Johnson & Johnson Settles Another DePuy Hip Implant LawsuitOct 16, 2013
Johnson & Johnson has settled another of the thousands of lawsuits it faces over the recalled DePuy ASR metal-on-metal hip implant, according to court records.
The lawsuit, MacDonald et al v. DePuy Orthopaedics Inc. et al, filed in New Jersey Superior Court’s Bergen County division, will be dismissed once the court receives formal notice from both sides, MassDevice reports. The case "has been resolved," wrote Judge Brian Martinotti, according to court documents.
Johnson & Johnson pulled the DePuy ASR device from the market in 2010, prompting thousands of personal injury lawsuits across the country, according to MassDevice. Last month the first bellwether trial in the multidistrict litigation (MDL) over the DePuy hip was delayed for a second time. Bellwether trials, for which representative cases are selected from the larger group, can indicate trends in the litigation and sometimes help the parties reach a settlement.
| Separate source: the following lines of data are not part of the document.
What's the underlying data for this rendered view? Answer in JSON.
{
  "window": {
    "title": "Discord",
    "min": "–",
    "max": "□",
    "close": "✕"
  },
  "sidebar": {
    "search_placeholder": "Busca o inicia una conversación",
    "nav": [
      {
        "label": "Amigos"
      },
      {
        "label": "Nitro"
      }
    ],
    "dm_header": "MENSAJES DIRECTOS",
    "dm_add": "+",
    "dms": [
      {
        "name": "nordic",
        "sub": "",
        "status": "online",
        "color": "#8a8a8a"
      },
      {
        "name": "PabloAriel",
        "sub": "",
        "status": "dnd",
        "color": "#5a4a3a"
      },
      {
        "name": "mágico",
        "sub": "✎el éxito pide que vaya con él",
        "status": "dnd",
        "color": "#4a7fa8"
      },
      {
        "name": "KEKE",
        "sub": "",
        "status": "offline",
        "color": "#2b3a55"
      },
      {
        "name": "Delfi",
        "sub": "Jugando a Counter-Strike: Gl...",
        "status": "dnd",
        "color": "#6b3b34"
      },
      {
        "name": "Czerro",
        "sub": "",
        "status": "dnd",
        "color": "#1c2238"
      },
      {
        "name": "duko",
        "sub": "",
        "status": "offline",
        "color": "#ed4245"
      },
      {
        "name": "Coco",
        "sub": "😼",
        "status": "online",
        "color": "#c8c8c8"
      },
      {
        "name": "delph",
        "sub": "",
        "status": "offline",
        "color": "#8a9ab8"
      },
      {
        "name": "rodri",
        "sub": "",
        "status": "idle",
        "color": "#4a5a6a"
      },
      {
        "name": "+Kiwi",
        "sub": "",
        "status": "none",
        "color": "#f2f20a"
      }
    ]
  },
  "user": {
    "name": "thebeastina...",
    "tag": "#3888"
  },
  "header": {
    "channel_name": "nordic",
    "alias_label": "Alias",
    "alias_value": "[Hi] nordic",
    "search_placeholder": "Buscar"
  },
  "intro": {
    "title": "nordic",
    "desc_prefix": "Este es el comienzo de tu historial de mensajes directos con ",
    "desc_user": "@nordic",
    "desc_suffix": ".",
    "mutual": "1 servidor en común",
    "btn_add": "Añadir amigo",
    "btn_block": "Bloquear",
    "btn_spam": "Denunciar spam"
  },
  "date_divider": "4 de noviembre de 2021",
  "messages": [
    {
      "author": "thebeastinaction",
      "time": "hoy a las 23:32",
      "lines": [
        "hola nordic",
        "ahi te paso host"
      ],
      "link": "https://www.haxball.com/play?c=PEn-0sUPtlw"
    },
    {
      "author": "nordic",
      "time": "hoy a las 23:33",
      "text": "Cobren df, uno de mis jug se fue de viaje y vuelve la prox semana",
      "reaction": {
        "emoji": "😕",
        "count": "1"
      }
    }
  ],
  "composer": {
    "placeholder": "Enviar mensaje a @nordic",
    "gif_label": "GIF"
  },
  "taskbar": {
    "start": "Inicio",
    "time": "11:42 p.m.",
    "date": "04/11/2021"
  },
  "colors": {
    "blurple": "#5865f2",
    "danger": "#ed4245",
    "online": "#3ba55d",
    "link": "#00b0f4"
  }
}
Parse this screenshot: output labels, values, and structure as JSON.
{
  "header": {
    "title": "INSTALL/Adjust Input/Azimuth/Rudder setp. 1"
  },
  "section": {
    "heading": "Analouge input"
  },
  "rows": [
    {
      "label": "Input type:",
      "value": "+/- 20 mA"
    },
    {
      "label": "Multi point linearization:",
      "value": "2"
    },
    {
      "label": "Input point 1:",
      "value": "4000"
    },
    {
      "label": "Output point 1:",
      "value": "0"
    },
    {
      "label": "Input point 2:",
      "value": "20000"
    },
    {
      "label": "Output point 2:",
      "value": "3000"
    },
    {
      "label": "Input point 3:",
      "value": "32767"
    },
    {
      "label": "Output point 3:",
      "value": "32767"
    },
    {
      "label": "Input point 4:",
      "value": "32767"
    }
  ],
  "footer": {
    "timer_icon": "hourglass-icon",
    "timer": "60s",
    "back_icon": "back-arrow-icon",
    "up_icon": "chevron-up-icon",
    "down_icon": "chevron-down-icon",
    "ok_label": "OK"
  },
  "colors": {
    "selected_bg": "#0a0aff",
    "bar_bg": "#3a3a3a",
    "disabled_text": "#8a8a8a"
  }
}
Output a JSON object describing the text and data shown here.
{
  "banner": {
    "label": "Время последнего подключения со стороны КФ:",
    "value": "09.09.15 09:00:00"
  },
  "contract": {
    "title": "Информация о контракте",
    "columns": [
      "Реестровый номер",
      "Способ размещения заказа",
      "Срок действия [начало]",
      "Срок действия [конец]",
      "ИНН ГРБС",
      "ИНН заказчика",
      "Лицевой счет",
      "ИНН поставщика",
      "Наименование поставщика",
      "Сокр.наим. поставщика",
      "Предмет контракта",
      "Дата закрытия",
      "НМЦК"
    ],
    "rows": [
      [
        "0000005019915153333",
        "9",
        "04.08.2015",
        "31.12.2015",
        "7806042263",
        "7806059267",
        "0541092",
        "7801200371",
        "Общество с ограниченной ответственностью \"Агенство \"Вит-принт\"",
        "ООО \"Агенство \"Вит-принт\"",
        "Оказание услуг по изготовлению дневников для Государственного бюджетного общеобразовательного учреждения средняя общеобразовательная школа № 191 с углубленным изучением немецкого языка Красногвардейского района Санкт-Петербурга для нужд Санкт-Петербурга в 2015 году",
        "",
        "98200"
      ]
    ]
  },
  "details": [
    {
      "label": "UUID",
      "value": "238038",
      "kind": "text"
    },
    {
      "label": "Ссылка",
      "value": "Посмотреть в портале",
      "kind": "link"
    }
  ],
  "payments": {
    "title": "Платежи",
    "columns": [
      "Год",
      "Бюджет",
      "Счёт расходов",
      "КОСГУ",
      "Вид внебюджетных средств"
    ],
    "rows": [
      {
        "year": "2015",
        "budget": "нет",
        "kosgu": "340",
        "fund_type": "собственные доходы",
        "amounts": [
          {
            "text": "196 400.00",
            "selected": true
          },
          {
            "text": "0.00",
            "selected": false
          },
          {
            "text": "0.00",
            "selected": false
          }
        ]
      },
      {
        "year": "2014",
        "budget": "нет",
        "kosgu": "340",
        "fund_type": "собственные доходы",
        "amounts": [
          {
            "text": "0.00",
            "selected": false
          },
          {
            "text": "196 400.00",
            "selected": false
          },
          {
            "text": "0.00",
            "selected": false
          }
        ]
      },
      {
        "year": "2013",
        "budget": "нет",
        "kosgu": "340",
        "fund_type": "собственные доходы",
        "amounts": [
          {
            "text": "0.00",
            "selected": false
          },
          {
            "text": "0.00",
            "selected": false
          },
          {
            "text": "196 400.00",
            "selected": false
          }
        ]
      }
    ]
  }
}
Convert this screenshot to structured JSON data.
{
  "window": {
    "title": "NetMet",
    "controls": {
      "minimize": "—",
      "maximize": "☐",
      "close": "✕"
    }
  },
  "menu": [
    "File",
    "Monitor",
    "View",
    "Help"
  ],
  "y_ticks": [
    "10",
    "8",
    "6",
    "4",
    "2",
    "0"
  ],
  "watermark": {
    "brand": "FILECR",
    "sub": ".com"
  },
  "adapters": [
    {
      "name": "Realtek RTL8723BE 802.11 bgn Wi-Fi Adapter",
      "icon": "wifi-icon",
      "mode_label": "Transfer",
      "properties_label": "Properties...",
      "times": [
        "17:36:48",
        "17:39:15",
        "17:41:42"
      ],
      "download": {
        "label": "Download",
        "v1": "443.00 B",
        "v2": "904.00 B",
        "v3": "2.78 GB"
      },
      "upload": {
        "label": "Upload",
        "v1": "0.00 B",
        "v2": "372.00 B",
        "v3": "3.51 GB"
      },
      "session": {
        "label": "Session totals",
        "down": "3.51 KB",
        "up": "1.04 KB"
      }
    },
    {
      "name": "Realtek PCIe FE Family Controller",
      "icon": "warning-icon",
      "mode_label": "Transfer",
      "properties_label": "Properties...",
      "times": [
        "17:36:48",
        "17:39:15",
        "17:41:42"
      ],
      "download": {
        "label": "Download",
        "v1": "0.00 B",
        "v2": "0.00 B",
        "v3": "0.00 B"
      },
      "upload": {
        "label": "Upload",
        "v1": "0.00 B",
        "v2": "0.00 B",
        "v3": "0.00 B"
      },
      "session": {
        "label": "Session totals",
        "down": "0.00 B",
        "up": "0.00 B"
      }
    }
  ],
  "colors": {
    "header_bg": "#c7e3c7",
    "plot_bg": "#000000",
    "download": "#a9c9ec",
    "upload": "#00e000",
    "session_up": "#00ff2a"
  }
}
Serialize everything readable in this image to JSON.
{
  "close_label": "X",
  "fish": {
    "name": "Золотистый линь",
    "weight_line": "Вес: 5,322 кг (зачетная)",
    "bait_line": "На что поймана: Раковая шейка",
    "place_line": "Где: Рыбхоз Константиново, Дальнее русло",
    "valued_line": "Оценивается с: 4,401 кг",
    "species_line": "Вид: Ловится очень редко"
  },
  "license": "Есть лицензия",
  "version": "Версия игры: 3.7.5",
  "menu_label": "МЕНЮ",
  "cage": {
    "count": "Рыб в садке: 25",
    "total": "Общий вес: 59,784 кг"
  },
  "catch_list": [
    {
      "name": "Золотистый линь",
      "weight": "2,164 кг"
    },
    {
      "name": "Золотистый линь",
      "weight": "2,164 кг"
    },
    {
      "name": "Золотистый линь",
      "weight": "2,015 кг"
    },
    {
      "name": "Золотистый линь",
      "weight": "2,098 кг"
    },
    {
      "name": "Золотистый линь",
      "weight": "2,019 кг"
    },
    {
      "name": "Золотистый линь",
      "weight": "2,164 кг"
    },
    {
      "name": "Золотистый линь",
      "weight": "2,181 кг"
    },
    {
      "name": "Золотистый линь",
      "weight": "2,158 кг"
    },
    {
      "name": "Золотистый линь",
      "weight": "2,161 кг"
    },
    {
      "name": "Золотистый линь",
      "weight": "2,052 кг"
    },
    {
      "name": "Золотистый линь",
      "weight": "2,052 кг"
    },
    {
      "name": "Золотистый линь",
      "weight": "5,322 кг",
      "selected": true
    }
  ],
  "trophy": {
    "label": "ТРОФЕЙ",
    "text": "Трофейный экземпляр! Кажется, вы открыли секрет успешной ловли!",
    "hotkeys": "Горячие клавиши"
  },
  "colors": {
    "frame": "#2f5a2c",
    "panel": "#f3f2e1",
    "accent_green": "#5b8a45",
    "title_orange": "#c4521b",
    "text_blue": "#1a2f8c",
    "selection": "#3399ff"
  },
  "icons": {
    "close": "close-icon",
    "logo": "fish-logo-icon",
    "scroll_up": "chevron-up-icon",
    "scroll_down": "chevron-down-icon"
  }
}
The first case against DePuy Orthopaedics was settled in August 2012 before it could go to trial. In March, a jury awarded plaintiff Loren Kransky $8.3 million after deciding that the device was defectively designed.
Plaintiffs have brought cases against a number of metal-on-metal hip manufacturers, raising concerns about the entire class of hip devices. The suits allege the device’s design is defective and the hips were brought to market without adequate testing. Most all-metal implants have been recalled worldwide after high early device failure rates and complications. Metal-on-metal hip recipients have experienced hip dislocation, bone fracture, infection, nerve damage, device loosening or breakage, bone loss, tissue damage, and excess metals in the bloodstream. Many patients have needed complex and risky revision surgery to remove and replace a failed implant.
In January, the U.S. Food and Drug Administration (FDA) issued new guidelines for patients with all-metal hips. The agency advised physical examinations, diagnostic imaging, and metal ion testing in symptomatic patients. The FDA is considering changes to the device approval process so that all implants would require clinical testing before reaching the market.